What Becomes An Influencer Most?

The other day, a newspaper reporter posted an item on ProfNet (or was it HARO?) seeking experts on how best to identify online “influencers” on any given topic. The reporter seemed mostly focused on the much buzzed about Klout and how well its algorithm scored such influencers.

I dropped the inquisitor a note saying that I wasn’t a huge fan of Klout, in spite of having a reasonably respectable score myself. Maybe it had to do with a Klout meetup I attended in NYC last summer where one of the site’s principals was less than friendly. (Think dot-com CEO.)

Whatever the case, the reporter’s query also sought online resources for identifying influencers by subject area. Sawhorse Media’s Listorious naturally came first to mind, and then there’s Kevin Rose’s WeFollow in which anyone can register and add a profile. Finally, there’s PeerIndex, a much less robust Klout competitor. I’m sure there are others.

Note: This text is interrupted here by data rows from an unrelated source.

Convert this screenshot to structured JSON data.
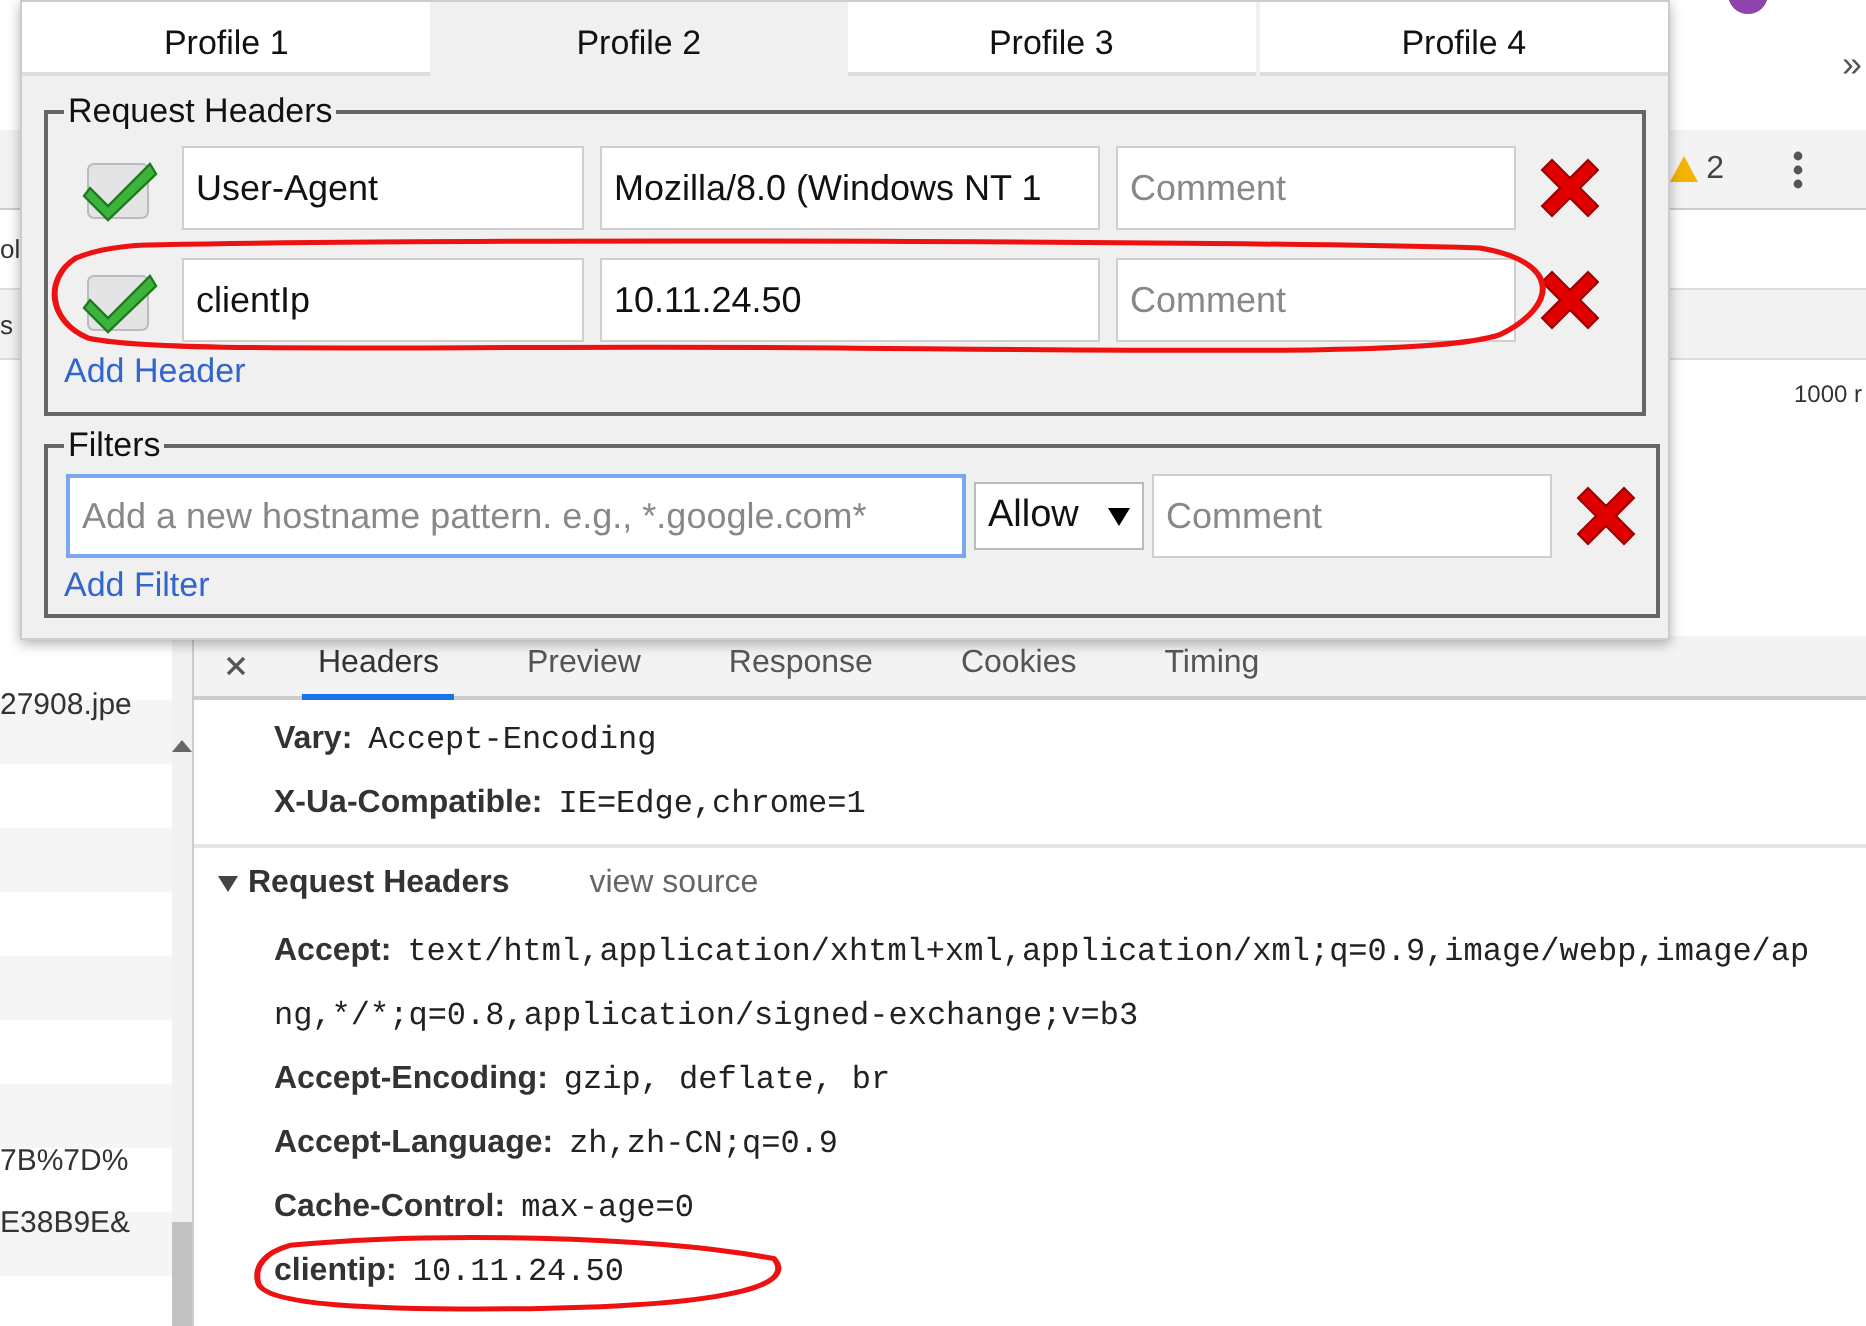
{
  "browser": {
    "overflow": "»"
  },
  "devtools": {
    "warning_count": "2",
    "side_fragments": [
      "ol",
      "s"
    ],
    "timeline_label": "1000 r",
    "request_list": [
      {
        "name": "27908.jpe"
      },
      {
        "name": "7B%7D%"
      },
      {
        "name": "E38B9E&"
      }
    ],
    "detail_tabs": [
      {
        "label": "Headers",
        "selected": true
      },
      {
        "label": "Preview",
        "selected": false
      },
      {
        "label": "Response",
        "selected": false
      },
      {
        "label": "Cookies",
        "selected": false
      },
      {
        "label": "Timing",
        "selected": false
      }
    ],
    "response_headers": [
      {
        "name": "Vary:",
        "value": "Accept-Encoding",
        "circled": false
      },
      {
        "name": "X-Ua-Compatible:",
        "value": "IE=Edge,chrome=1",
        "circled": false
      }
    ],
    "request_headers": {
      "title": "Request Headers",
      "expanded": true,
      "view_source": "view source",
      "headers": [
        {
          "name": "Accept:",
          "value": "text/html,application/xhtml+xml,application/xml;q=0.9,image/webp,image/ap",
          "continuation": "ng,*/*;q=0.8,application/signed-exchange;v=b3",
          "circled": false
        },
        {
          "name": "Accept-Encoding:",
          "value": "gzip, deflate, br",
          "circled": false
        },
        {
          "name": "Accept-Language:",
          "value": "zh,zh-CN;q=0.9",
          "circled": false
        },
        {
          "name": "Cache-Control:",
          "value": "max-age=0",
          "circled": false
        },
        {
          "name": "clientip:",
          "value": "10.11.24.50",
          "circled": true
        }
      ]
    }
  },
  "popup": {
    "tabs": [
      {
        "label": "Profile 1",
        "selected": false
      },
      {
        "label": "Profile 2",
        "selected": true
      },
      {
        "label": "Profile 3",
        "selected": false
      },
      {
        "label": "Profile 4",
        "selected": false
      }
    ],
    "request_headers": {
      "legend": "Request Headers",
      "add_link": "Add Header",
      "rows": [
        {
          "enabled": true,
          "name": "User-Agent",
          "value": "Mozilla/8.0 (Windows NT 1",
          "comment_placeholder": "Comment",
          "circled": false
        },
        {
          "enabled": true,
          "name": "clientIp",
          "value": "10.11.24.50",
          "comment_placeholder": "Comment",
          "circled": true
        }
      ]
    },
    "filters": {
      "legend": "Filters",
      "add_link": "Add Filter",
      "rows": [
        {
          "placeholder": "Add a new hostname pattern. e.g., *.google.com*",
          "focused": true,
          "mode": "Allow",
          "comment_placeholder": "Comment"
        }
      ]
    }
  }
}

I sent these along and also suggested that our ratio of Twitter followers to friends (those we’re following) may also in some way play a factor in assessing influence, i.e., Kim Kardashian has 650K+ followers and only follows 126 people.

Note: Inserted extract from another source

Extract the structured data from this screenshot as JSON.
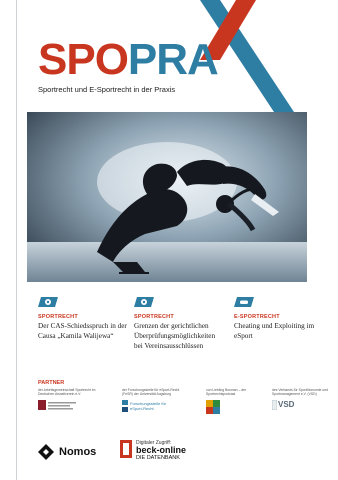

Not unexpectedly, the quants in the valley decided to examine the notion of influence, but from the perpective of what makes a Twitter trend. In their study titled “Trends in Social Media: Persistence and Decay” for which they examined 16 million tweets over 40 days last fall, a handful of scientists empirically proved the following:

“We also demonstrate empirically how factors such as user activity and number of followers do not contribute strongly to trend creation and its propagation. In fact, we find that the resonance of the content with the users of the social network plays a major role in causing trends.”

Resonance, huh? One digital influencer summarized the report in a post last week. The Times‘s “Bits” blogger Nick Bilton glommed onto this element of the HP Labs study:

“Instead, the researchers found that the mainstream media, including organizations like The New York Times, CNN and BBC, act as “feeders” for news topics, helping to amplify and in turn make something into a trend on the social network.”

This study is not insignificant for those of us PR types charged with identifying and engaging “influencers” — journalists among them — for our client’s products, services and POVs. Mark Leccese, writing for Boston.com’s “Gatekeeper” blog, weighed in via a post on Monday in which he ended with an unqualified endorsement of traditional media and its ability to set Twitter tongues-a-waggin.

“But the most rewteeted, and thus influential, posts on Twitter originate with the reporters and editor of traditional media. It makes sense. Who else the information-gathering resources and news-presentation resources traditional media has? Even as new communications technologies — blogs, Facebook, Twitter, the torrent of social media sites — offer new ways to disseminate information, the backbone of news-gathering and reporting remains (and is the really a surprise?) traditional media.”

Duly noted. I’m not undermining the influence of the more popular (resonant?) blogs like Politico, HuffPost, TechCrunch, Gothamist, Gawker, and a myriad others, but for now, those stalwart journalistic enterprises (of which a few are cited above) continue to serve as primary conversation catalysts.